I heard the Jay Z and Linkin Park’s mash-up project Collision Course while at a colleague’s apartment. It was palatable, no, more than that: I caught myself nodding to the beat of 99 Problems, and trying to follow the lyrics. Another colleague used the headphone on his office computer as makeshift speakers. He played a lot of Eminem. I’m not much of sheep, my musical tastes have always been my own, but one night I picked up an Eminem CD at a local shop. I took it home thinking I would hate it and had wasted 10 kuai. I put it in the player and heard:
Look, if you had one shot, or one opportunity
To seize everything you ever wanted – in one moment
Would you capture it or just let it slip?
That spoke to me. That was me. Yes I had. Yes I did. That was the genesis of my life in China. It continued:
Oh, there goes Rabbit, he choked
He’s so mad, but he won’t give up that easy
No, he won’t have it
Yes, that was me. Not a rapper (my rap skills leave listeners wondering if there is a verbal form of epilepsy). I hadn’t given up. No, I wouldn’t have it.
No more games, I’m gonna change what you call rage,
Tear this mother-fucking roof off like two dogs caged.
I was playing in the beginning, but the mood all changed.
I been chewed up and spit out and booed off stage.
But I kept rhyming and step-writing the next cypher
Best believe somebody’s paying the pied piper
All the pain inside amplified by the fact
That I can’t get by with my 9 to 5
Ever have a music moment that stuns you? A moment of true connection? I had heard little of Eminem, mostly news items about his homophobic comments and violence-laced lyrics. I dismissed him as another thug rapper, a homogeneous group that I hated on general principal.
He was speaking to me. In that song, in that moment. I heard. I understood. I had lived the words he artfully spat at the microphone. My pain was amplified by my inability to live with the prescribed North American 9 to 5 lifestyle. I wanted more. I wanted to do something big. I wanted to tear the roof off.
Music has many powers. It can inspire, heal, amaze, and provide connections never thought possible. I learned about another angry young man that evening, learned I wasn’t the only one wanting more than what I had been told I needed. My vision, musical and personal, had been opened to a new realm. Fate is strange.
I like… I like this.
I feel the same way about eminem as you did before you connected with his work. Guess it’s prejudiced, I donno. But I know what you mean… about wanting more.
There’s a line in ‘Learning to Fly’ by pink floyd that goes
“A dream unthreatened by the morning light
Could blow this soul right through the roof of the night”
Your wanting something big, wanting to tear the roof off, made me think of that.
Creativity is about communication, and the creation of community. Your post is a fantastic example of how that works, and the great power it has.
Fabulous. It’s important to be open to inspiration, from wherever it comes. Those lyrics spoke to you, and made all the difference. Cool. 🙂
Eminem today, Barbra Streisland tomorrow, mark my words.

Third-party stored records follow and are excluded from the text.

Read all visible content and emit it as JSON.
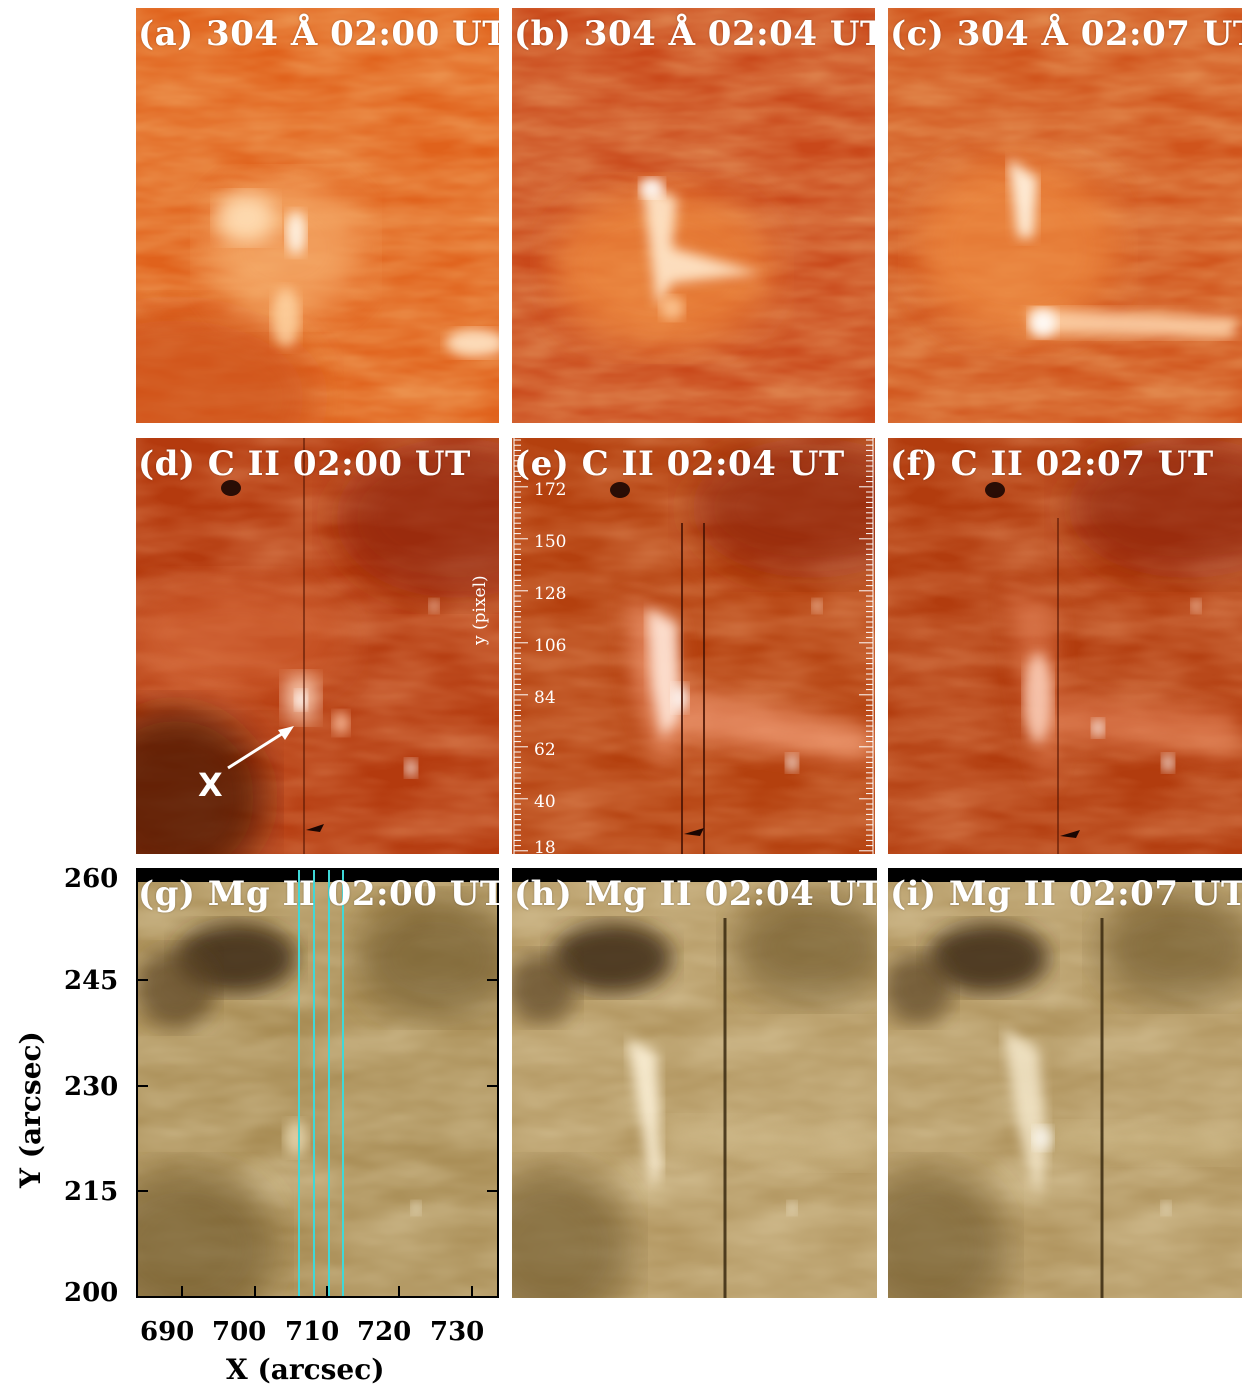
{
  "panels": {
    "a": {
      "label": "(a) 304 Å 02:00 UT"
    },
    "b": {
      "label": "(b) 304 Å 02:04 UT"
    },
    "c": {
      "label": "(c) 304 Å 02:07 UT"
    },
    "d": {
      "label": "(d) C II 02:00 UT"
    },
    "e": {
      "label": "(e) C II 02:04 UT"
    },
    "f": {
      "label": "(f) C II 02:07 UT"
    },
    "g": {
      "label": "(g) Mg II 02:00 UT"
    },
    "h": {
      "label": "(h) Mg II 02:04 UT"
    },
    "i": {
      "label": "(i) Mg II 02:07 UT"
    }
  },
  "annotations": {
    "x_marker": "X",
    "inner_axis_title": "y (pixel)",
    "inner_ticks": [
      "172",
      "150",
      "128",
      "106",
      "84",
      "62",
      "40",
      "18"
    ]
  },
  "axes": {
    "y_title": "Y (arcsec)",
    "x_title": "X (arcsec)",
    "y_ticks": [
      "260",
      "245",
      "230",
      "215",
      "200"
    ],
    "x_ticks": [
      "690",
      "700",
      "710",
      "720",
      "730"
    ]
  },
  "colors": {
    "aia304_base": "#e8641a",
    "cii_base": "#b8380c",
    "mgii_base": "#a48a52",
    "slit_lines": "#3fd8d8"
  }
}
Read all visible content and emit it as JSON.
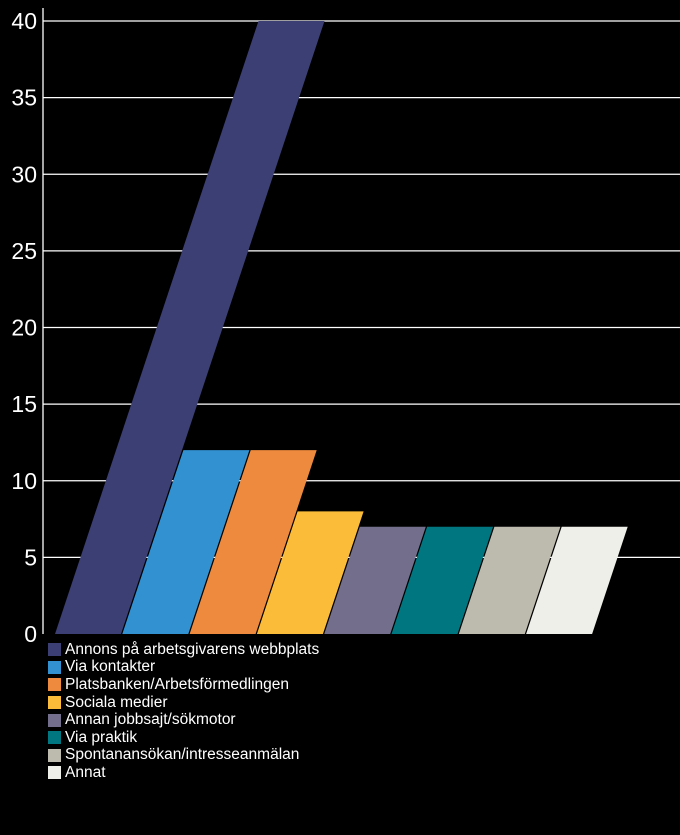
{
  "chart_data": {
    "type": "bar",
    "title": "",
    "xlabel": "",
    "ylabel": "",
    "ylim": [
      0,
      40
    ],
    "yticks": [
      "0",
      "5",
      "10",
      "15",
      "20",
      "25",
      "30",
      "35",
      "40"
    ],
    "grid": true,
    "legend_position": "bottom-left",
    "categories": [
      "Annons på arbetsgivarens webbplats",
      "Via kontakter",
      "Platsbanken/Arbetsförmedlingen",
      "Sociala medier",
      "Annan jobbsajt/sökmotor",
      "Via praktik",
      "Spontanansökan/intresseanmälan",
      "Annat"
    ],
    "values": [
      40,
      12,
      12,
      8,
      7,
      7,
      7,
      7
    ],
    "colors": [
      "#3b3f73",
      "#3291d1",
      "#ee8a3d",
      "#fbbc3a",
      "#736e8c",
      "#007780",
      "#bdbaae",
      "#efefea"
    ]
  },
  "background_color": "#000000",
  "text_color": "#ffffff"
}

I generally hate rap music. I often hate Eminem. Something about (some) of his music(?), though, keeps me coming back for more. I hate to admit that, but …
When it comes to rap I had a moment of breakthrough as well, though of a different kind. I still think for the most part it is overly derivative and impoverished in spirit. It sounds like a spoiled rich kid wanting more and bragging about what they already have. I think I was really bothered by this because I remembered Gil Scott Heron’s The Revolution will Not be Televised and felt the promise of a strong political music rising. However, through all the crap since I put on Mississippi by David Banner and instantly connected with the rhythmic power, and the musicality as well. It blew me away and had me repeating along the same derogatory lyrics I’ve always hated about most rap. But lyrics aside, something about it felt pure and real.
I’ve always liked Eminem. His comedy can, at times, be clever (My Mame is [Slim Shady], Without Me), and even his hate-filled stuff is entertaining, in a horrific sort of way (that one that had him killing Kim at the end).
The lyrics to “Lose yourself” are inspiring, but I think he has mostly failed at being poignent or “deep” when he has tried (Mockingbird, for instance, sucks).